Faults in series chains — a short circuit across one element in a series network will cause the total circuit current to decrease. Is this claim accurate for an ideal voltage source?

Difficulty: Easy

Correct Answer: Incorrect

Explanation:


Introduction / Context:
Troubleshooting often hinges on predicting how faults affect current. In a series circuit powered by an ideal voltage source, replacing a finite resistor with a short (near zero ohms) changes the equivalent resistance. This question tests whether you know in which direction the total current moves under such a fault.


Given Data / Assumptions:

  • Ideal voltage source of fixed value.
  • Series network of resistors.
  • Fault: one resistor becomes a short (its resistance → ~0 Ω).


Concept / Approach:
Total series resistance is the sum of individual resistances. If one resistance collapses to nearly zero, the sum decreases. Ohm’s law for the whole circuit is I_total = V_source / R_total. With a smaller denominator (R_total), the current increases, not decreases. Only non-idealities like source current limits, fuses, or saturation would reduce current, but those are separate protective effects, not ideal circuit behavior.


Step-by-Step Solution:

Original: R_total(original) = R1 + R2 + … + Rk + … + Rn.Fault: Rk → 0 → R_total(fault) = R_total(original) − Rk.Since Rk > 0 originally, R_total decreases.Therefore, I_total(fault) = V_source / R_total(fault) increases.


Verification / Alternative check:
Numerical example: V = 12 V, series 3 Ω + 3 Ω. Normal I = 12 / 6 = 2 A. Short one resistor to 0 Ω → R_total = 3 Ω → I = 12 / 3 = 4 A (increased).

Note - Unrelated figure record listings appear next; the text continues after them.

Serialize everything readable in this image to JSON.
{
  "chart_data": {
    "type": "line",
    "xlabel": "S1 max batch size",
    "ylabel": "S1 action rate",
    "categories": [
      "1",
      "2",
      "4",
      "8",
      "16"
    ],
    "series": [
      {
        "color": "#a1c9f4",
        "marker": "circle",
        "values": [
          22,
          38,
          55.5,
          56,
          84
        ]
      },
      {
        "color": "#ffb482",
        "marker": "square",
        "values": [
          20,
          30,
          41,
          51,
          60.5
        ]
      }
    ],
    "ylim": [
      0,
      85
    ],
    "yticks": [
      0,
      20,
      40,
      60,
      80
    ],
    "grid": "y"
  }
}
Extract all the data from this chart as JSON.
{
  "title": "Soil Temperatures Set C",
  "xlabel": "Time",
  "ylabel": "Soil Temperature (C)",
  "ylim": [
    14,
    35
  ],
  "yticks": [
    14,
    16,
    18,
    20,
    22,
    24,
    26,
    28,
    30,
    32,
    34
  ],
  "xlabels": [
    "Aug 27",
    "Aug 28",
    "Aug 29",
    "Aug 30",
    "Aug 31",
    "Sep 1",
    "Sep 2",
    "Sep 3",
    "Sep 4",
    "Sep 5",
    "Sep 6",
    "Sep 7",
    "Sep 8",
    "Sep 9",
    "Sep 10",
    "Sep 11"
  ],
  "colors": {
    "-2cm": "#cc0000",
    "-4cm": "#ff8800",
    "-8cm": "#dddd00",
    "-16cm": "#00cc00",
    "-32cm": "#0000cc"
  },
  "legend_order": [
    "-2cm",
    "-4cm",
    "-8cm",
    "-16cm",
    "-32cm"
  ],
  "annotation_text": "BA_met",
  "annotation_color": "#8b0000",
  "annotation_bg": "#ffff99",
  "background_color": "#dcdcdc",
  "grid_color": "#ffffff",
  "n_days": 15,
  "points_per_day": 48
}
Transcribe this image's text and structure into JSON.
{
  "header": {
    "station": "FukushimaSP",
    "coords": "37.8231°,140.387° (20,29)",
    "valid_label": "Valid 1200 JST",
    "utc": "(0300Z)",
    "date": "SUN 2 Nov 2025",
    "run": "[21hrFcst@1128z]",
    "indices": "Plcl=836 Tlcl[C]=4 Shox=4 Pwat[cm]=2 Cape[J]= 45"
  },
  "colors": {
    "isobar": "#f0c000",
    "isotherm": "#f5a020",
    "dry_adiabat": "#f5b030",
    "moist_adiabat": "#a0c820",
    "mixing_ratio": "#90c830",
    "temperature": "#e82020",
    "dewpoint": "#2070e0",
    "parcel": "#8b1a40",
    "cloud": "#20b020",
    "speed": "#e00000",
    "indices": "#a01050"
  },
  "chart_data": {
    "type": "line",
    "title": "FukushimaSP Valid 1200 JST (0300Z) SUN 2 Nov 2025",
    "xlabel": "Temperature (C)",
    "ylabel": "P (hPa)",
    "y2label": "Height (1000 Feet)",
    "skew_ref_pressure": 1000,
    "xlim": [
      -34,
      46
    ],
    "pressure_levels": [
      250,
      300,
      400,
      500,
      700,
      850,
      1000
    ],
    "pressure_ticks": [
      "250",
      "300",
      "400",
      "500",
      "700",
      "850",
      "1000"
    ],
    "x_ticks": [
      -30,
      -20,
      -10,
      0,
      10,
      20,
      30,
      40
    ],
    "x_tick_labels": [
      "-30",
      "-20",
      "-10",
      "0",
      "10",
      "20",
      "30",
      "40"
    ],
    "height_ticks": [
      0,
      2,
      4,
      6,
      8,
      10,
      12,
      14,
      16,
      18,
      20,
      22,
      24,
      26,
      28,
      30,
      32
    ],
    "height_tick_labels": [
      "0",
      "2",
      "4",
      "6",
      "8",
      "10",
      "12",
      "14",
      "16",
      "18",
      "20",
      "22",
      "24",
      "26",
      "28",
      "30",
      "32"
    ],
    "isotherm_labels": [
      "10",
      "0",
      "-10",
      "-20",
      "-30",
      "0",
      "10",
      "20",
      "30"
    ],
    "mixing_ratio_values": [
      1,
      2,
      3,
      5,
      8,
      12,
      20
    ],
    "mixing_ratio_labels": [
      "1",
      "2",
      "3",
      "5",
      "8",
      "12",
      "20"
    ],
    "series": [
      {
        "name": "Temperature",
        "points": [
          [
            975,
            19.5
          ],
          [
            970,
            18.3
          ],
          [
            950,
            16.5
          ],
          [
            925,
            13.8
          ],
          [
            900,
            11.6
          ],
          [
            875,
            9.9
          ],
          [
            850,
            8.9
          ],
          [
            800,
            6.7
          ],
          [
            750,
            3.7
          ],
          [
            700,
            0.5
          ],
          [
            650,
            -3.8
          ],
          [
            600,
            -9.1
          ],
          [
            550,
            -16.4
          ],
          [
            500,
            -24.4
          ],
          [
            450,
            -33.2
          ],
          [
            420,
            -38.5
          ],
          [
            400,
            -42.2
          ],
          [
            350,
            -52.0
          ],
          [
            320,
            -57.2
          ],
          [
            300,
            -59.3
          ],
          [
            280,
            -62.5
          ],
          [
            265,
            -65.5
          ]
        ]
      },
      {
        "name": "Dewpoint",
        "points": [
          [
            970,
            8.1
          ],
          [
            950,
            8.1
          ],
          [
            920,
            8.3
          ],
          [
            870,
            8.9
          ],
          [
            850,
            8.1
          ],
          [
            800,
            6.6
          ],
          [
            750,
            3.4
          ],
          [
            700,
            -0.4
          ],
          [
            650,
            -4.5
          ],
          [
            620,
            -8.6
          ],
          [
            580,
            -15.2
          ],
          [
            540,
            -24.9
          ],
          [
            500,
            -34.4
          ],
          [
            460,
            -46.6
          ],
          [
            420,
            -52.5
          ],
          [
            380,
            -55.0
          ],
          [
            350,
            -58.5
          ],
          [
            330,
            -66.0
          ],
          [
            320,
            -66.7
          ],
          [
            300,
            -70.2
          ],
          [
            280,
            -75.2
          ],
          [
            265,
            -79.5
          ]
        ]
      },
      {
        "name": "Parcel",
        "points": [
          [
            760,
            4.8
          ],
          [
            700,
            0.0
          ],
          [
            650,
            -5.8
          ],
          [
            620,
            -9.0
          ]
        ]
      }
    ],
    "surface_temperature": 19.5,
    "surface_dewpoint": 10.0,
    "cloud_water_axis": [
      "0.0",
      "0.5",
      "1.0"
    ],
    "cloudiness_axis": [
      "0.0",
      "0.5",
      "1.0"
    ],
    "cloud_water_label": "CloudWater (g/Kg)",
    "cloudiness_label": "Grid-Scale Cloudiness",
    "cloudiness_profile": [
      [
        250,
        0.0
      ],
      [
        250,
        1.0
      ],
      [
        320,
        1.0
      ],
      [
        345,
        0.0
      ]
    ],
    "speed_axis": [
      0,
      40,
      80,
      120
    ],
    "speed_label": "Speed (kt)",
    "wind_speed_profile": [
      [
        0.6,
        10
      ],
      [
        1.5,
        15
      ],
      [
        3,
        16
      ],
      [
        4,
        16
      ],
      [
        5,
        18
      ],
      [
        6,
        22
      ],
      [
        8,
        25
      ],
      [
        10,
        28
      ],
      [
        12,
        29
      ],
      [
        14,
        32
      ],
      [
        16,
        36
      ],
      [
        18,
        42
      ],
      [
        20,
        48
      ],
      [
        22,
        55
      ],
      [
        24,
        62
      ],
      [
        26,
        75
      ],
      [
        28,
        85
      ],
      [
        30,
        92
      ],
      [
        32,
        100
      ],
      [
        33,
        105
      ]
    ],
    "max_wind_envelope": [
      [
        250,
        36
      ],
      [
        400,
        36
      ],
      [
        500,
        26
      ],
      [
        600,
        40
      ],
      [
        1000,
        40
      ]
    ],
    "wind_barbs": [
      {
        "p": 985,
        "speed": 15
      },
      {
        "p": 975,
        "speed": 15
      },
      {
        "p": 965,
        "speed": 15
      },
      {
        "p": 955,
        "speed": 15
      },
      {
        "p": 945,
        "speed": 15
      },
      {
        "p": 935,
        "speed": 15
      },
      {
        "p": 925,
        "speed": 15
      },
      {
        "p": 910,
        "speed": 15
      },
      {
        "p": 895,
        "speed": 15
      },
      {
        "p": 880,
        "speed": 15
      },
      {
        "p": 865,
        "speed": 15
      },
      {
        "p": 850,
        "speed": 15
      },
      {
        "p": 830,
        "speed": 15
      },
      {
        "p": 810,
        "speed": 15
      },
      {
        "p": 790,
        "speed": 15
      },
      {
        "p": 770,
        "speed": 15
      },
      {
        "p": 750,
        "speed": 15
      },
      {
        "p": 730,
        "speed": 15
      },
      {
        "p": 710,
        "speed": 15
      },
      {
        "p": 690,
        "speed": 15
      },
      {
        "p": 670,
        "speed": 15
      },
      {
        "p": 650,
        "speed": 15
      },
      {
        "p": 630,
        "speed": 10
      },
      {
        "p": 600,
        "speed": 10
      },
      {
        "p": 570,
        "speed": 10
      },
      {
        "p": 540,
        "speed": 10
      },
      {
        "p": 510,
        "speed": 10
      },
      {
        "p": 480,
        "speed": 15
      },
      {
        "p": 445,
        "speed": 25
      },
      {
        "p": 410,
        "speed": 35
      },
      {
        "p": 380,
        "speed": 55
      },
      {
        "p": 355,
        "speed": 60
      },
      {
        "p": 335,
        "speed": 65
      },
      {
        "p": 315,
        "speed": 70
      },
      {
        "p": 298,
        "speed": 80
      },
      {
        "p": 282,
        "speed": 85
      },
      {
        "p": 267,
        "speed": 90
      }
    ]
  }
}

Why Other Options Are Wrong:

  • Correct: Opposite to Ohm’s law with a fixed source voltage.
  • Only correct with current sources: A current source fixes current; voltage then changes across the network, but that is not the scenario here.
  • Only correct if other resistors are large: Magnitude changes, not the direction of the change, depend on values.


Common Pitfalls:
Associating the word “short” with “less current.” A short reduces resistance; with a voltage source, current rises and may blow protective devices.


Final Answer:
Incorrect — a short reduces total resistance and increases total current (ideal source).